While there may be additional resources that the Agency must expend to make the TE determinations, and for some complex products, the decision could be more difficult (e.g., FDA may need to determine that a change in labeling or instructions for a device design that differs from that of the RLD requires additional education or patient training for the safe and effective use of the combination product that may cause the FDA to deny the TE designation), but that is and should be a responsibility that FDA discharges in a timely manner.
While some of the issues associated with making TE determinations for 505(b)(2) may cause the FDA to think harder, the Office of Generic Drugs (OGD) is equipped to assist as they have been doing this for well over 40 years and there are plenty of experts in OGD that the new drugs folks could rely upon to assist in making the TE determination. FDA has received a considerable increase in its appropriated funding and thus not everything the FDA does has to be user fee driven. The money is there and, in many cases, especially for parenteral and ophthalmic products, the decision should be rather straightforward.

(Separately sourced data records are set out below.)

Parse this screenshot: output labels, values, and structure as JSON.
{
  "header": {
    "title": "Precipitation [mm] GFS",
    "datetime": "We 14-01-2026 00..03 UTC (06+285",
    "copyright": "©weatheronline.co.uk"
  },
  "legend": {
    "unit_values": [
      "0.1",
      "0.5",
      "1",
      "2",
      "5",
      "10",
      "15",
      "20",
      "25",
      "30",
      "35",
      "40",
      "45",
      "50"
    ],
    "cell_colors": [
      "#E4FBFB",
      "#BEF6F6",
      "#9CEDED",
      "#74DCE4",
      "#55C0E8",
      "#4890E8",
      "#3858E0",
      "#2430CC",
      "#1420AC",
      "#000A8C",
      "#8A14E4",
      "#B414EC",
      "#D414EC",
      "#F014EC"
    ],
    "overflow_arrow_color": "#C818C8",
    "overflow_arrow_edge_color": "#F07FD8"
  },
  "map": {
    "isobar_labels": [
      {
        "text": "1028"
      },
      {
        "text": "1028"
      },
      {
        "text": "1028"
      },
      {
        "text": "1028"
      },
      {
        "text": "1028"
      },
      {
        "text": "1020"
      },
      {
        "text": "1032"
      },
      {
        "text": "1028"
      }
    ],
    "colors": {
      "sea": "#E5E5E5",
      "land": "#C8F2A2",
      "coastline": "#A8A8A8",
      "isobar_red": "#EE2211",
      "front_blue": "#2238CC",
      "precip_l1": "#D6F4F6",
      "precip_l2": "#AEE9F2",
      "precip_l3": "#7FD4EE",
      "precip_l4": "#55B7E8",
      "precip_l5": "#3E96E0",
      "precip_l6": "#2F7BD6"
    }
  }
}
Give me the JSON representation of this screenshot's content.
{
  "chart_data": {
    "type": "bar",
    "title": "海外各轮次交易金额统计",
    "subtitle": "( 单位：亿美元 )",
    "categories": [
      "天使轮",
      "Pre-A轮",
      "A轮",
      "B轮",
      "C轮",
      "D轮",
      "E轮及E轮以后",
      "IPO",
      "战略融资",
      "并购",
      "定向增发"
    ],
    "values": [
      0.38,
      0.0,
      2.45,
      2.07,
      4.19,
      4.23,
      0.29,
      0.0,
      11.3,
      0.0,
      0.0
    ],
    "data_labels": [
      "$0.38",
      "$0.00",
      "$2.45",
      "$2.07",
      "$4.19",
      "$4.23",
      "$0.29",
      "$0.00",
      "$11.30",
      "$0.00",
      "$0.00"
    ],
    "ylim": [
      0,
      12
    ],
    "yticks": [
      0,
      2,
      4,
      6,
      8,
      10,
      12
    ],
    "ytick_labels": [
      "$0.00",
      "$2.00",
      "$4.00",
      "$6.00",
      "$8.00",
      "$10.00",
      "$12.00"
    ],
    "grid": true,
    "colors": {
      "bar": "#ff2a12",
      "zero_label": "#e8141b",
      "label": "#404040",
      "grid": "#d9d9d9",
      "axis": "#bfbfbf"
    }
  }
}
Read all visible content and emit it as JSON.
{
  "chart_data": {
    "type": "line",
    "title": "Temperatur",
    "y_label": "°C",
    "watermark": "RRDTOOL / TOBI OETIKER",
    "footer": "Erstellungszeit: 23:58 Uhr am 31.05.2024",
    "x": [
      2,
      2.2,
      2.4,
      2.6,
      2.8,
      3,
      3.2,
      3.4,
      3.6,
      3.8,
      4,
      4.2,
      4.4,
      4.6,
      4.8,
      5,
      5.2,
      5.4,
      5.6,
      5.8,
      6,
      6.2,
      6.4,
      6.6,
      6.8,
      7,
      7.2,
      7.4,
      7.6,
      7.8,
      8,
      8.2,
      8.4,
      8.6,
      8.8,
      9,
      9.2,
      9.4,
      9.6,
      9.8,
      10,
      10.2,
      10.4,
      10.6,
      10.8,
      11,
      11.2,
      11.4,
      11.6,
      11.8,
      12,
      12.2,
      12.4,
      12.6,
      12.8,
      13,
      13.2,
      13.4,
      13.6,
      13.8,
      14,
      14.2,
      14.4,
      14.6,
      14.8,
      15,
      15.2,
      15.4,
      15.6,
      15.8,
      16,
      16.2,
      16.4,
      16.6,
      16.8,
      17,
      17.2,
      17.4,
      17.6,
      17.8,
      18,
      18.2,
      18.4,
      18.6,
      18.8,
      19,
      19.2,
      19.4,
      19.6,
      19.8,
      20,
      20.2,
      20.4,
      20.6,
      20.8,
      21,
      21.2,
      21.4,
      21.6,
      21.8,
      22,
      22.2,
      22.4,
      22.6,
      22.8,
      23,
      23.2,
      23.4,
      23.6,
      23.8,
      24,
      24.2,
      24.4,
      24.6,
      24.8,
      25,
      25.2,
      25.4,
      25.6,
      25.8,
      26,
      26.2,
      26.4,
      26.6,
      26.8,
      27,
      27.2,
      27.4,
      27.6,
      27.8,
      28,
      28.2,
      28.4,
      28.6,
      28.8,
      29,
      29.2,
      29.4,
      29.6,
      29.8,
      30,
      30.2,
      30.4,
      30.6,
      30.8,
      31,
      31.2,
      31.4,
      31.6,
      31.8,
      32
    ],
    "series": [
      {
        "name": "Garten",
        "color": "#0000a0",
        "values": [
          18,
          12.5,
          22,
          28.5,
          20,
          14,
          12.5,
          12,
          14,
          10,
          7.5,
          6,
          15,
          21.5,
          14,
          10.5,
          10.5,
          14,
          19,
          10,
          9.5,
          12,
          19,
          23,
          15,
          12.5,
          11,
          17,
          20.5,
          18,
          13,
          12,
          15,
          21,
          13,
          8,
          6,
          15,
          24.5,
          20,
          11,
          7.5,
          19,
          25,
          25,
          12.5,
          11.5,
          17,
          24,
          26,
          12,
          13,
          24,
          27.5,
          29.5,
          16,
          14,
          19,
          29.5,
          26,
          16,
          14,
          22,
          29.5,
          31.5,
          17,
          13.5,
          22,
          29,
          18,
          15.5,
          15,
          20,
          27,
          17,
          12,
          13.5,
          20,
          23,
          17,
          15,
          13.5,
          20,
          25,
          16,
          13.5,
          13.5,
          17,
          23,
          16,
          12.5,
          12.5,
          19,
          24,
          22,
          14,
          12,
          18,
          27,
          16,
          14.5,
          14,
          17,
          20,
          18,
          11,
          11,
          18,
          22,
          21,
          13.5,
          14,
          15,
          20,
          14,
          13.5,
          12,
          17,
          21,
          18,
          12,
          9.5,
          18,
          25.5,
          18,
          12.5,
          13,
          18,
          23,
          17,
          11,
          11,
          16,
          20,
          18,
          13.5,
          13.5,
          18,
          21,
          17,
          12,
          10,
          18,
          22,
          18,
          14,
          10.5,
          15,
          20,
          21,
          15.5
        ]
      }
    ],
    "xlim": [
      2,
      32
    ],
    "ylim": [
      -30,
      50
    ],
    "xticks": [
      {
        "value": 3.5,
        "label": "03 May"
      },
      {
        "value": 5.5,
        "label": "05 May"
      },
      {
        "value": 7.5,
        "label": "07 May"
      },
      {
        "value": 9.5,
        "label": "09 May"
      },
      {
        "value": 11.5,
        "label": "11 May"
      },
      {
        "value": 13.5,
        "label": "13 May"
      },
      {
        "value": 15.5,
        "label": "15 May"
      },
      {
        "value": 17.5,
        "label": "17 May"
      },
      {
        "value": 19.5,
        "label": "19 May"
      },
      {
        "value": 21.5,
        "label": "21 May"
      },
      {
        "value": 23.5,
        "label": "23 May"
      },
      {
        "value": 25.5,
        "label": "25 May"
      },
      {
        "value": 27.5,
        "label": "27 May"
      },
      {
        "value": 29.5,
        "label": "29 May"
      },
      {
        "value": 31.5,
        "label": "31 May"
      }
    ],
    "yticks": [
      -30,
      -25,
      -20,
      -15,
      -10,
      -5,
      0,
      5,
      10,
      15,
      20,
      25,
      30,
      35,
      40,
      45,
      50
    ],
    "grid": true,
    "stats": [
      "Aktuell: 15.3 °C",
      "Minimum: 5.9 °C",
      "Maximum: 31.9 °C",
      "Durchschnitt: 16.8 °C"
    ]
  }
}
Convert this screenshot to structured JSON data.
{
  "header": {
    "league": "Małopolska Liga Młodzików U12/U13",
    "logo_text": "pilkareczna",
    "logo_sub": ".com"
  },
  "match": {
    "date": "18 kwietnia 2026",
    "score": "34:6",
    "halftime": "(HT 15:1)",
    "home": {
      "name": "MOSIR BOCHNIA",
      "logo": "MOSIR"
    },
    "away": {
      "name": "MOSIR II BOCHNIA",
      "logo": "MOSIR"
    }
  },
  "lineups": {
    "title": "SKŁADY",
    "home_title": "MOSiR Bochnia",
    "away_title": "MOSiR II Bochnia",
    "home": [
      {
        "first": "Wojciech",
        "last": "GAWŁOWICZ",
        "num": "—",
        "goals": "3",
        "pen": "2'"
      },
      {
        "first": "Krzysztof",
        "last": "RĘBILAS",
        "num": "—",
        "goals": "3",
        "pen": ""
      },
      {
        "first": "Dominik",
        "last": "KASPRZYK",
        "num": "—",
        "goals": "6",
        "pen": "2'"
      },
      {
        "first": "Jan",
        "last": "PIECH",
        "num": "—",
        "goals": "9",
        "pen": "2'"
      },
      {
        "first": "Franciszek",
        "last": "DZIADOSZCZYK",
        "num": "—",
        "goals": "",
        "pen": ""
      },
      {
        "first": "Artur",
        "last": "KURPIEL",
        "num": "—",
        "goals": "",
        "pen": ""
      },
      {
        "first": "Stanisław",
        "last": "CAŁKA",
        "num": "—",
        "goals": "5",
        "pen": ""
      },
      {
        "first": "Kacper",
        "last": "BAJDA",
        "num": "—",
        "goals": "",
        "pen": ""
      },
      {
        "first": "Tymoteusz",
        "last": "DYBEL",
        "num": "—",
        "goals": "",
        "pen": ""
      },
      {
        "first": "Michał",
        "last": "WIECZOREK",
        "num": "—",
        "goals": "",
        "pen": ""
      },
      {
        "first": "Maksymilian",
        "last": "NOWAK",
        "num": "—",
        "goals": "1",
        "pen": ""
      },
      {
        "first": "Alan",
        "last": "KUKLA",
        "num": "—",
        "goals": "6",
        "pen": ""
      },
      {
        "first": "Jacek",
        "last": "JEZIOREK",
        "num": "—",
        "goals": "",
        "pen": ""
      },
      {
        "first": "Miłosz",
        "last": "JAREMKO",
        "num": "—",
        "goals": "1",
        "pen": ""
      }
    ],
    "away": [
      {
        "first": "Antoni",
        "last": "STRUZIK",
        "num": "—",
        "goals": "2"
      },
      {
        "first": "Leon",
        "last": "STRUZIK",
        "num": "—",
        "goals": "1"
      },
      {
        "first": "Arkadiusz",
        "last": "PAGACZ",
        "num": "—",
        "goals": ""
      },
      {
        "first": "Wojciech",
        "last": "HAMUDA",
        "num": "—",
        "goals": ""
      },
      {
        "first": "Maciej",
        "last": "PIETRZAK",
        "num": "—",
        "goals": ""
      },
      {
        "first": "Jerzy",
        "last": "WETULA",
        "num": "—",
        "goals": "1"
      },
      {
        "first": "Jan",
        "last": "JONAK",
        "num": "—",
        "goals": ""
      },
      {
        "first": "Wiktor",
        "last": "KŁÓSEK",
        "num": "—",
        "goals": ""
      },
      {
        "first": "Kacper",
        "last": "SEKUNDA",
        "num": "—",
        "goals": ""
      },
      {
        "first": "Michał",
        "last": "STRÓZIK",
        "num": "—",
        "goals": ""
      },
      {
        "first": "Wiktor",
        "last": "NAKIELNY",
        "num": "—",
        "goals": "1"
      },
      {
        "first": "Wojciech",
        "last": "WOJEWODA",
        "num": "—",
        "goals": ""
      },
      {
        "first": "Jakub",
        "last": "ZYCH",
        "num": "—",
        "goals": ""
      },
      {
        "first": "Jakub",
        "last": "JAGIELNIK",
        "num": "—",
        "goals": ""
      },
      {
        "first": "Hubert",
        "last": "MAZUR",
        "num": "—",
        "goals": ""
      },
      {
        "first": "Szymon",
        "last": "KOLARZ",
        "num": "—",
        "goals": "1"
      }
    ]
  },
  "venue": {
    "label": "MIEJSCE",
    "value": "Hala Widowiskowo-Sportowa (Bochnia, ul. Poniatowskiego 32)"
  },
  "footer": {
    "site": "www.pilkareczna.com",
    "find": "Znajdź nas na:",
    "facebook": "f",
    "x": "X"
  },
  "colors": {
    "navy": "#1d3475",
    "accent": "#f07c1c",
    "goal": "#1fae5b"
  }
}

Congress is also concerned about the seeming lack of attention to this issue and legislation to require the Agency to make timely TE determinations has been introduced (see press release here and draft of the statute here), but wouldn’t it be nice if the Agency just decided to revert back in time to their previous decision-making procedure to TE rating for (b)(2) applications rather than having yet another piece of legislation to fix something that was not previously broken? Maybe I am oversimplifying this issue, but these TE determinations were being done quickly before the change in internal procedure prior to the change in the preface to the OB which made the process more complex and sent some of these decisions into Nevernever (get an answer) Land, as all FDA had to do was issue an interim response to the petition requesting a TE determination and then it is off of the Agency’s clock! Come on, fellas, there has got to be an easier and more efficient way to get this done. Remember, this could lower drug prices and help consumers – just take a look at the past for the fix!